How do I get her to stop?
- Wit’s End
Back out of this. It’s one thing to forgive and support your husband, but another to be fighting his battle with an ex-lover.
He needs professional legal advice on how to stop her harassment. And he needs guidance to think through how and when to begin seeking a relationship with his child. She’s an angry woman, with the full responsibility of raising this child. If you’re going to get judgmental about “grown-up decisions,” remember that it took two people, and you have no idea what he was telling her at the time.
That’s in the past, but the resulting offspring is here for the rest of his life, and a better plan needs to be made, with terms, responsibilities and expectations negotiated.
I’ve been married for three years; while dating, he took everything slowly including not inviting me along with his university friends.
Now his main group are work colleagues and I’ve never met even one, as he still never invites me.
Through snooping, I learn afterwards of others bringing their partners, or of colleagues telling him to bring me, and he says I’m busy.
He’s stopped joining me for my friends’ events. He has bar nights weekly and a sports event every other week without me.
I have been overbearing, critical, and controlling but I’ve improved with therapy. My other mistakes have been to police him (still), which I know is futile, but his actions keep adding fuel to my insecurity.
You’re in a self-fulfilling cycle of distrust: Your overbearing, policing behaviour causes him to not trust how you’ll react when you meet his work colleagues. So, Hubby creates a No-Go Zone for his social life, which causes you to become untrusting of him. Someone has to break that cycle, or you’ll soon be operating from different places entirely.

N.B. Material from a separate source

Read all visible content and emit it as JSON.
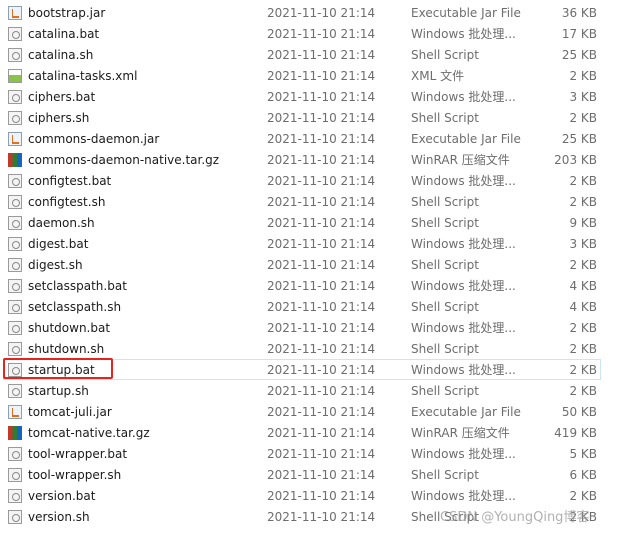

Recognize that your actions add as much “fuel” as his do. Since you’re already in therapy, work on the roots of your insecurity, which likely began long before he was in your life. Ask your therapist if, and when, your husband can be brought into the process – if he’s willing - to help him understand why you carry this baggage, and how you can work together to get past it and improve your relationship.
How does one go about getting an annulment of a Catholic wedding?
- Beyond Curious
Given the religious and legal implication of having a marriage annulled, the process should begin with both parties getting informed as to what annulment means versus divorce, how the Church views it, the legal status of any children of the marriage, etc. According to Wikipedia, “Annulment is a legal procedure for declaring a marriage null and void. Unlike divorce, it is retroactive: an annulled marriage is considered never to have existed.”
The Catholic Church has some established reasons for annulments, including insanity, which precluded one party’s ability to consent to the marriage; and deceit, whereby had a partner been aware of the truth, he/she wouldn’t have consented to marry. Both spouses should talk to their priest, plus a counsellor - whether together or individually - to help deal with the emotions arising from this decision.
Tip of the day:
When a child is born from a spouse’s affair, that child’s well-being is more important than the anger of any adult involved.